PeerJ Comput Sci. 2024 Jan 31;10:e1841. doi: 10.7717/peerj-cs.1841. eCollection 2024.
People unfamiliar with the law may not know what kind of behavior is considered criminal behavior or the lengths of sentences tied to those behaviors. This study used criminal judgments from the district court in Taiwan to predict the type of crime and sentence length that would be determined.

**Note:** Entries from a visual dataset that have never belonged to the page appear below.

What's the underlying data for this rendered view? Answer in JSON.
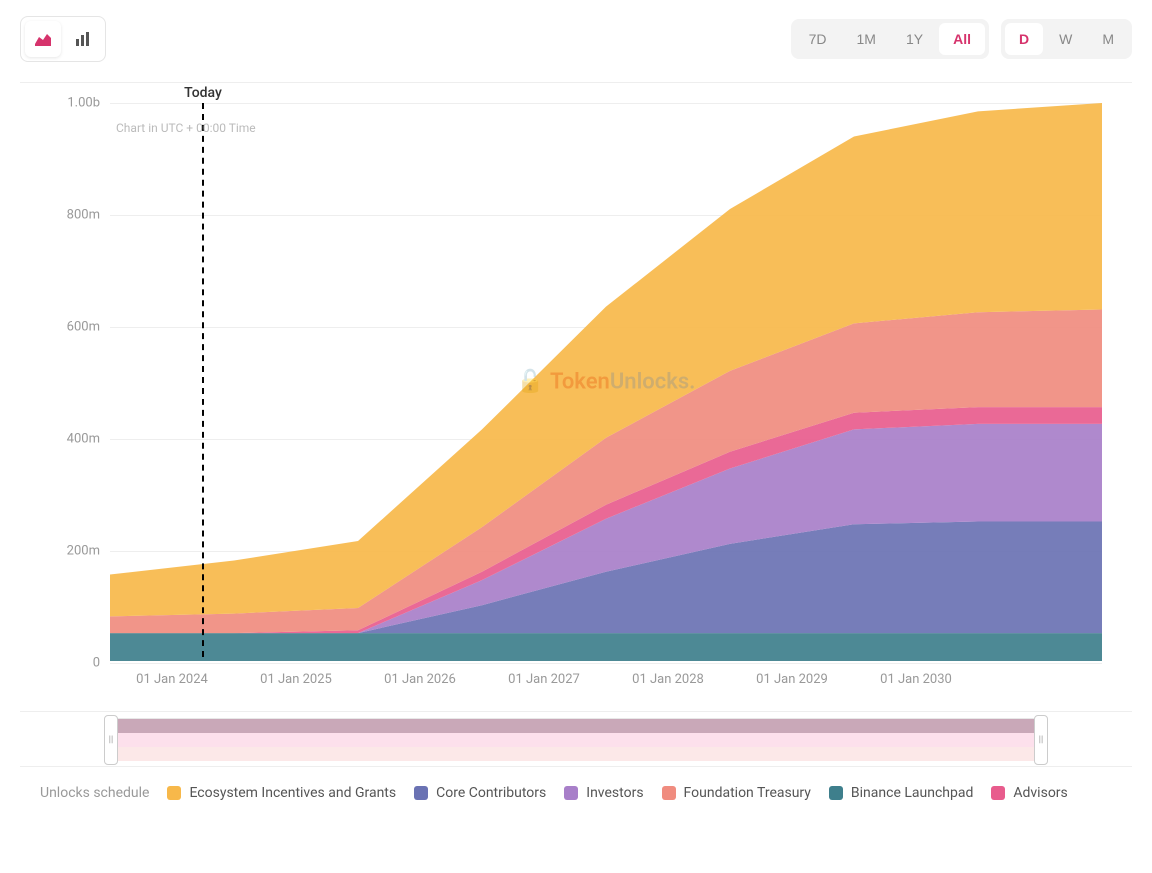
{
  "toolbar": {
    "views": [
      "area",
      "bar"
    ],
    "active_view": "area",
    "periods": [
      "7D",
      "1M",
      "1Y",
      "All"
    ],
    "active_period": "All",
    "intervals": [
      "D",
      "W",
      "M"
    ],
    "active_interval": "D"
  },
  "chart": {
    "type": "area-stacked",
    "today_label": "Today",
    "today_x_index": 0.75,
    "utc_label": "Chart in UTC + 00:00 Time",
    "watermark_brand1": "Token",
    "watermark_brand2": "Unlocks.",
    "ylim": [
      0,
      1000
    ],
    "y_ticks": [
      {
        "v": 0,
        "label": "0"
      },
      {
        "v": 200,
        "label": "200m"
      },
      {
        "v": 400,
        "label": "400m"
      },
      {
        "v": 600,
        "label": "600m"
      },
      {
        "v": 800,
        "label": "800m"
      },
      {
        "v": 1000,
        "label": "1.00b"
      }
    ],
    "x_labels": [
      "01 Jan 2024",
      "01 Jan 2025",
      "01 Jan 2026",
      "01 Jan 2027",
      "01 Jan 2028",
      "01 Jan 2029",
      "01 Jan 2030"
    ],
    "x_count": 8,
    "background_color": "#ffffff",
    "grid_color": "#eeeeee",
    "series": [
      {
        "name": "Binance Launchpad",
        "color": "#3e7f8c",
        "values": [
          50,
          50,
          50,
          50,
          50,
          50,
          50,
          50,
          50
        ]
      },
      {
        "name": "Core Contributors",
        "color": "#6a72b3",
        "values": [
          0,
          0,
          0,
          50,
          110,
          160,
          195,
          200,
          200
        ]
      },
      {
        "name": "Investors",
        "color": "#a87fc9",
        "values": [
          0,
          0,
          0,
          45,
          95,
          135,
          170,
          175,
          175
        ]
      },
      {
        "name": "Advisors",
        "color": "#e85c8d",
        "values": [
          0,
          0,
          5,
          15,
          25,
          30,
          30,
          30,
          30
        ]
      },
      {
        "name": "Foundation Treasury",
        "color": "#f08c7f",
        "values": [
          30,
          35,
          40,
          80,
          120,
          145,
          160,
          170,
          175
        ]
      },
      {
        "name": "Ecosystem Incentives and Grants",
        "color": "#f7b84a",
        "values": [
          75,
          95,
          120,
          175,
          235,
          290,
          335,
          360,
          370
        ]
      }
    ],
    "navigator": {
      "strips": [
        {
          "color": "#fce8e8"
        },
        {
          "color": "#fde0ec"
        },
        {
          "color": "#c9a8b8"
        }
      ]
    }
  },
  "legend": {
    "title": "Unlocks schedule",
    "items": [
      {
        "label": "Ecosystem Incentives and Grants",
        "color": "#f7b84a"
      },
      {
        "label": "Core Contributors",
        "color": "#6a72b3"
      },
      {
        "label": "Investors",
        "color": "#a87fc9"
      },
      {
        "label": "Foundation Treasury",
        "color": "#f08c7f"
      },
      {
        "label": "Binance Launchpad",
        "color": "#3e7f8c"
      },
      {
        "label": "Advisors",
        "color": "#e85c8d"
      }
    ]
  }
}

This study pioneers using Taiwanese criminal judgments as a dataset and proposes improvements based on Bidirectional Encoder Representations from Transformers (BERT). This study is divided into two parts: criminal charges prediction and sentence prediction. Injury and public endangerment judgments were used as training data to predict sentences. This study also proposes an effective solution to BERT's 512-token limit. The results show that using the BERT model to train Taiwanese criminal judgments is feasible. Accuracy reached 98.95% in predicting criminal charges and 72.37% in predicting the sentence in injury trials, and 80.93% in predicting the sentence in public endangerment trials.
不熟悉法律的人可能不知道什么样的行为被视为犯罪行为,也不知道与这些行为相关的刑期长短。本研究使用台湾地区地方法院的刑事判决来预测将会判定的犯罪类型和刑期长短。本研究率先将台湾刑事判决用作数据集,并基于变换器双向编码器表征(BERT)提出改进方法。本研究分为两部分:刑事指控预测和刑期预测。伤害罪和危害公共安全罪的判决被用作训练数据来预测刑期。本研究还针对BERT的512词元限制提出了一种有效的解决方案。结果表明,使用BERT模型训练台湾刑事判决是可行的。在预测刑事指控方面准确率达到98.95%,在伤害罪审判中预测刑期的准确率为72.37%,在危害公共安全罪审判中预测刑期的准确率为80.93%。